What’s new on the Raspberry Pi AI HAT+ 2
Previous Raspberry Pi-branded Hailo add-ons for the Pi 5 were framed mainly as vision accelerators for camera-first pipelines such as object detection, segmentation and pose estimation. AI HAT+ 2 still fits that “bolt-on NPU” pattern, but the onboard 8 GB memory shifts the workload mix toward models that are memory-hungry even when compute is available.
Raspberry Pi AI HAT+ 2 specs
The board is positioned as a PCIe AI/ML accelerator add-on for Raspberry Pi 5, aimed at vision plus selected LLM/VLM workloads.

The Raspberry Pi AI HAT+ 2 combines a Hailo-10H accelerator with 8 GB LPDDR4X memory for Raspberry Pi 5, targeting vision plus selected LLM/VLM workloads.
- Hailo-10H neural network accelerator (module details: Hailo-10H M.2 AI acceleration module)
- 8 GB onboard LPDDR4X (listed as LPDDR4X-4267)
- PCI Express attachment; Raspberry Pi 5 only
- Vision performance positioned as similar to the 26 TOPS AI HAT+
Hailo’s public Hailo-10H documentation commonly calls out “4 | 8 GB LPDDR4/4X” without stating a speed grade; but Raspberry Pi specifies LPDDR4X-4267, which is a sensible choice for memory-sensitive GenAI workloads. Likewise, “similar to the 26 TOPS AI HAT+” is hard to validate from headline specs alone because the Hailo-8 family and Hailo-10H have different design goals.
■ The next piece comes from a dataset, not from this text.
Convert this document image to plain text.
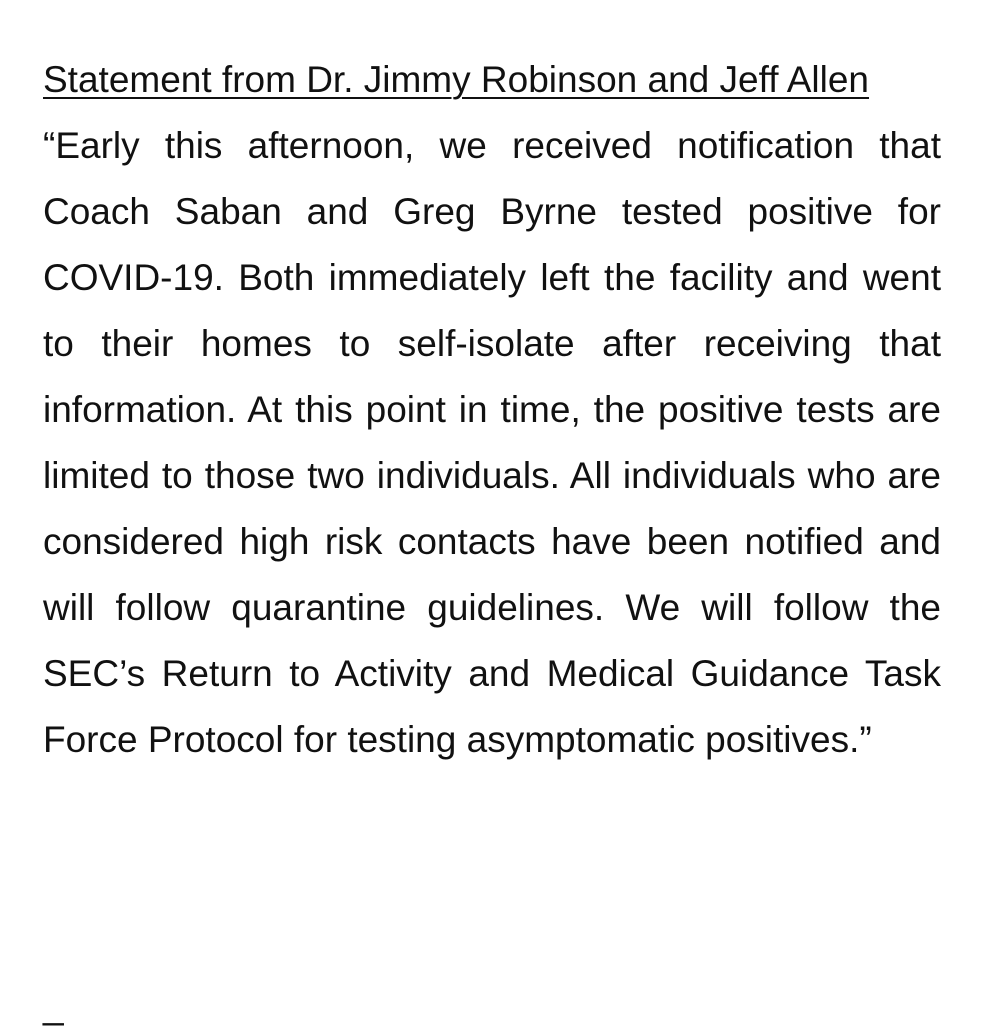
Statement from Dr. Jimmy Robinson and Jeff Allen
“Early this afternoon, we received notification that Coach Saban and Greg Byrne tested positive for COVID-19. Both immediately left the facility and went to their homes to self-isolate after receiving that information. At this point in time, the positive tests are limited to those two individuals. All individuals who are considered high risk contacts have been notified and will follow quarantine guidelines. We will follow the SEC’s Return to Activity and Medical Guidance Task Force Protocol for testing asymptomatic positives.”
_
PCIe bandwidth and why onboard RAM matters
The Raspberry Pi 5 exposes a single-lane PCIe connection on its external interface, while accelerator modules are often designed with wider links in mind. If a workload requires frequent host↔accelerator transfers, bandwidth becomes part of the performance story. The onboard 8 GB is there specifically to reduce that traffic, so the real impact will depend on how well the chosen runtime keeps activations and intermediate data local.
For background on the Pi’s PCIe add-on ecosystem, we previously looked at HAT+ as a PCIe-based standard in our HAT+ PCIe overview, and at Raspberry Pi’s earlier Hailo bundle approach in our AI Kit coverage. Raspberry Pi’s own accessory page for the earlier AI HAT+ is here: Raspberry Pi AI HAT+.
Raspberry Pi AI HAT+ 2 model targets
The AI HAT+ 2 is being pitched for “selected” generative and multimodal workloads: small instruct models, compact VLMs and speech-to-text. Early targets include Llama-3.2-3B-Instruct and Qwen2.5-VL-3B-Instruct, plus Whisper-class speech workloads (overview: Whisper; example in Hailo’s explorer: Whisper-Base). Hailo’s positioning for the 10H is about generative AI at the edge with a direct DDR interface to scale working sets; see the Hailo-10H product page.
Bottom line
If your priority is classic vision throughput, the existing AI HAT+ boards remain the simpler path. AI HAT+ 2 is about expanding what a Pi 5 can credibly run by putting memory on the accelerator side, which is often what determines whether small LLM/VLM and Whisper-class workloads feel practical in the first place.

Raspberry Pi AI HAT+ 2 shown fitted to a Raspberry Pi 5 via the PCIe connection, pairing a Hailo accelerator with onboard memory.